Regulatory Audit Replay With Historical Policy Versions
by Nick Clark | Published April 25, 2026
EU AI Act, FDA AI/ML SaMD, NHTSA training-data provenance — all converge on requiring replay capability that includes the policy in force at the audited time, not just the data. Historical policy-version reconstruction provides what current data-time-travel architecture does not.
What Regulatory Audit Replay Requires
Emerging AI and autonomy regulations specify audit requirements that go beyond data preservation. The EU AI Act requires post-market monitoring with the ability to reconstruct system behavior in support of investigation. FDA's AI/ML SaMD framework requires predetermined change control plans with the ability to demonstrate compliance with the plan over time. NHTSA's emerging autonomous-vehicle safety reporting requires reconstruction of decision context.
The common thread is policy-aware replay. Regulators don't just want to know what the data was; they want to know what the system was supposed to do with the data under the rules in force. Reconstruction without policy versioning produces incomplete answers that inadequately support regulatory determinations.
Why Regulators Are Converging on Policy-Aware Audit
Regulators have learned that data-only audit produces inadequate answers in autonomous-system contexts. A self-driving system that operated correctly under one policy version may have produced an outcome that under a later policy would be evaluated differently. A medical-decision-support system that classified a patient correctly under one set of clinical rules may have been re-tuned subsequently. A predictive-policing system that operated under one bias-mitigation policy may have been replaced with a system under a different policy.
Each case requires audit that includes policy provenance. The regulator's question — 'was this system operating compliantly with its applicable rules' — has no good answer if the rules in force at the audited time aren't preserved structurally.
How Architectural Policy Versioning Composes With Audit
Each governance policy is a credentialed observation in the lineage. Audit replay walks the lineage to retrieve the relevant policy version at any target time. The replay can reconstruct: what data the system saw, what policy was in force, what processing the policy specified, what decisions the system reached, what the system's audit-grade lineage records of those decisions show.

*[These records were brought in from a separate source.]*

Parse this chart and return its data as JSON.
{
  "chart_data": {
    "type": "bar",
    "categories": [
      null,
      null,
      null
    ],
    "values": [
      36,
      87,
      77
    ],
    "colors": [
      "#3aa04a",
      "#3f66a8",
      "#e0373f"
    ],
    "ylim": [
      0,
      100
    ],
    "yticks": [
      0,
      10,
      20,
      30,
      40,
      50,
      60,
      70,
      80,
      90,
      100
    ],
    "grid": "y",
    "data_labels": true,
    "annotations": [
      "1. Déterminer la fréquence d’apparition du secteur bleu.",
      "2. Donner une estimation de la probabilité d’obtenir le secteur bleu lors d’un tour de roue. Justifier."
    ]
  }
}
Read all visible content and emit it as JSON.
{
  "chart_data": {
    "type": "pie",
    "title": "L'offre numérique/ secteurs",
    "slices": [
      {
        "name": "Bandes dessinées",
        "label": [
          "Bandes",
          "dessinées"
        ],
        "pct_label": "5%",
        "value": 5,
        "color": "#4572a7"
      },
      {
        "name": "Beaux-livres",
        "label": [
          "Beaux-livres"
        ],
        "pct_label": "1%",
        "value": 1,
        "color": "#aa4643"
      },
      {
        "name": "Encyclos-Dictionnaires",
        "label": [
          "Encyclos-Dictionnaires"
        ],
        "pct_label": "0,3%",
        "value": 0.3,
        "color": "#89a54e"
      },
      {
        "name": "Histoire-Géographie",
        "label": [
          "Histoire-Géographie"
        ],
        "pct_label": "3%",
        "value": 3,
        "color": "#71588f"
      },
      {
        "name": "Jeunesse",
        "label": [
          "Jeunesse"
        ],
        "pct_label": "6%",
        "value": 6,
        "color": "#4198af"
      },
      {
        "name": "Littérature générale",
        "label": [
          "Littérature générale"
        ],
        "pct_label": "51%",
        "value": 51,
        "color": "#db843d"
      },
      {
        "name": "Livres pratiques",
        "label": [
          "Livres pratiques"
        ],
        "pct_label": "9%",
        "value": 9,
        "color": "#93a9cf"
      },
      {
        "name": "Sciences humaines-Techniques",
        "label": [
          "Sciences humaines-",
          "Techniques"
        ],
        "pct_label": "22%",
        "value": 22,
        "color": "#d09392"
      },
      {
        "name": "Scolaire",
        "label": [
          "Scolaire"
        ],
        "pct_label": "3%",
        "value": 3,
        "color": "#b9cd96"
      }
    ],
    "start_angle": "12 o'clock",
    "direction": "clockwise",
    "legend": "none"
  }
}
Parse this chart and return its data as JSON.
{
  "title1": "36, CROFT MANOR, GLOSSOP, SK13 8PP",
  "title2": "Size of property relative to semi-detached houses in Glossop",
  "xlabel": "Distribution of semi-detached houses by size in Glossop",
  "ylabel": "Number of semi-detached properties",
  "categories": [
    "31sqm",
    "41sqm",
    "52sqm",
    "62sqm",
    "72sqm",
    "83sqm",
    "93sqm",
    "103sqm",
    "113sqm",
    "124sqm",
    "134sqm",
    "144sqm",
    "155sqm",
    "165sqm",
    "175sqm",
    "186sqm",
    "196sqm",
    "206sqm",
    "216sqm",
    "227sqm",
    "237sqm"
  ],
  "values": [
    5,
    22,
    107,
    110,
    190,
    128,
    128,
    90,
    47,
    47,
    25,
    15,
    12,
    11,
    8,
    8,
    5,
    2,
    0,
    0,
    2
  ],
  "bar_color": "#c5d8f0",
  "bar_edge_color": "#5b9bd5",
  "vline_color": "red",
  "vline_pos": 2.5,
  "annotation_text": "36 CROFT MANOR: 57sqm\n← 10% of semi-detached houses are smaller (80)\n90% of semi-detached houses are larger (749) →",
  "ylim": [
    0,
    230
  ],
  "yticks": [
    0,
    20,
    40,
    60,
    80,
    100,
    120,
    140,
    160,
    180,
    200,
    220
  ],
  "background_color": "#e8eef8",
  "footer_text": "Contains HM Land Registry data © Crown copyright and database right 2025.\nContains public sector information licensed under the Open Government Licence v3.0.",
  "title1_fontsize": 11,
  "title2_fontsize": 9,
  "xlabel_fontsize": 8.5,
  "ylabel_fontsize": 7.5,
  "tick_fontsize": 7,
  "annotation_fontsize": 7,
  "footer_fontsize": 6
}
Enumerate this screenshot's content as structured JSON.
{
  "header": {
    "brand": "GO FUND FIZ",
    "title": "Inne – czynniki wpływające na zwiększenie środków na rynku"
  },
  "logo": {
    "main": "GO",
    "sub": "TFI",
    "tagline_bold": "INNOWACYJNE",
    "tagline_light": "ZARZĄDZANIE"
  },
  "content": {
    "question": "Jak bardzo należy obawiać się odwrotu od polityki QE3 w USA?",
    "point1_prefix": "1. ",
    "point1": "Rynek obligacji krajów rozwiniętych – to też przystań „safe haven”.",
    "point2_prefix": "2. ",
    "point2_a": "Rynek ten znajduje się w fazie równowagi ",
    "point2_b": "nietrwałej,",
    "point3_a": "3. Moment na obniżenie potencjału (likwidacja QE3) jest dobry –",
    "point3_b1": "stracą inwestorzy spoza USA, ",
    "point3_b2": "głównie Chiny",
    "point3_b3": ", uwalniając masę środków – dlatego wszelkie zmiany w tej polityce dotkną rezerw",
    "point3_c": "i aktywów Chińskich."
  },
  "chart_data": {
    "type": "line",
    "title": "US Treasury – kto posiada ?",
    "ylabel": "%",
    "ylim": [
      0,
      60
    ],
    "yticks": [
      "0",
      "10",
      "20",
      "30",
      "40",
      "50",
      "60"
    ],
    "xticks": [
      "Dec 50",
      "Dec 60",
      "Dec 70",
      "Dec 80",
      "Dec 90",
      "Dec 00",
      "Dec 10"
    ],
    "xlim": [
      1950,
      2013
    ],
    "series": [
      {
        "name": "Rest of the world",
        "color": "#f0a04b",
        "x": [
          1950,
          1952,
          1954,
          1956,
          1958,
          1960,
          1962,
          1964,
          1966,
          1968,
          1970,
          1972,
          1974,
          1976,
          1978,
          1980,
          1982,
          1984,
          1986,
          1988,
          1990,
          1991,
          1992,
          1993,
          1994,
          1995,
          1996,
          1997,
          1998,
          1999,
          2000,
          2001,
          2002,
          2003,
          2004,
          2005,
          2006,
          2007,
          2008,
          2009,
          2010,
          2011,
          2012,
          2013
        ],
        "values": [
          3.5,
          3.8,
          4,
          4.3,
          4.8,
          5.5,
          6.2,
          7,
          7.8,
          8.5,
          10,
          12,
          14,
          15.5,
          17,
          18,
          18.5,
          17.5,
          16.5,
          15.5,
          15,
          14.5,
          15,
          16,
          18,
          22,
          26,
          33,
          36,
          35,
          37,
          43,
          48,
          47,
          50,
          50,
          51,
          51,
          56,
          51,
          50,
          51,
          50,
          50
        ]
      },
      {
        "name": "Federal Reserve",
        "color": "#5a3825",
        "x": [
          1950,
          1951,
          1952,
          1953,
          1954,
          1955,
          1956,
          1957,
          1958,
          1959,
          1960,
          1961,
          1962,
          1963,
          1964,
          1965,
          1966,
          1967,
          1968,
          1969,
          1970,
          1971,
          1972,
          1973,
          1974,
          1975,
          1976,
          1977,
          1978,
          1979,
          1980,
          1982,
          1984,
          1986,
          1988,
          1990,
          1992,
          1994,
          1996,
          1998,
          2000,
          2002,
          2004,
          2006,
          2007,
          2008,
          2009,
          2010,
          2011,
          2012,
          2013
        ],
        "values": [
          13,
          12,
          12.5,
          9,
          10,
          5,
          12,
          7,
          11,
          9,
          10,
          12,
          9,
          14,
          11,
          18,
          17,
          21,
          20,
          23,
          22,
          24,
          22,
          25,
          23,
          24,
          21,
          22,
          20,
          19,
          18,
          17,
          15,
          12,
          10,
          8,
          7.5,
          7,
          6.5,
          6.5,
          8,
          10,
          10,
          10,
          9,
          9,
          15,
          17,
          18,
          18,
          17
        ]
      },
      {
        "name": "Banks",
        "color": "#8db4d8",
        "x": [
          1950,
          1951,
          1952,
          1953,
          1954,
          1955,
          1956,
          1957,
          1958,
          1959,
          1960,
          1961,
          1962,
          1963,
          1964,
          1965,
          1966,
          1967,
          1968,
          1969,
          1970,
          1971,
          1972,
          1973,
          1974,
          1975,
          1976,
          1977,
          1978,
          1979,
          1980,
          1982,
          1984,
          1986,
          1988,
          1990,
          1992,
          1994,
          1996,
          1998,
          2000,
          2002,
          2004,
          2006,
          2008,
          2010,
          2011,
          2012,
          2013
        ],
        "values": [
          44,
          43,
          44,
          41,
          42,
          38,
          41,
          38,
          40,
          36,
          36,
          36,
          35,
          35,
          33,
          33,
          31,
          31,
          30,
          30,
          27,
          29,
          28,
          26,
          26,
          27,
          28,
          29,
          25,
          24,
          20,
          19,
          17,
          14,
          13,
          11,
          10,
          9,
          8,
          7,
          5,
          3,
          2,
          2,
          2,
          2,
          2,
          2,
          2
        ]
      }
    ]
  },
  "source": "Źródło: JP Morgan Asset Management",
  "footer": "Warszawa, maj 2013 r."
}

The replay is governance-credentialed. The regulator's audit authority is itself a credentialed authority within the architecture. The replay produces credentialed audit observations that the regulator consumes through its own admissibility framework. The architecture supports the regulator-audit pattern structurally rather than through ad-hoc per-system audit tooling.
What This Enables for Regulated AI/Autonomy Deployment
Operators deploying AI/autonomy under EU AI Act, FDA AI/ML SaMD, and emerging US/Asian regulatory frameworks gain audit-grade architecture that maps directly to compliance requirements. The compliance pathway becomes architectural rather than per-deployment custom-built.
Cross-jurisdictional compliance — increasingly important as AI/autonomy operates across regulatory boundaries — gains the structural support that current custom-built compliance does not provide. The patent positions the primitive at the layer where regulated AI/autonomy is converging architecturally.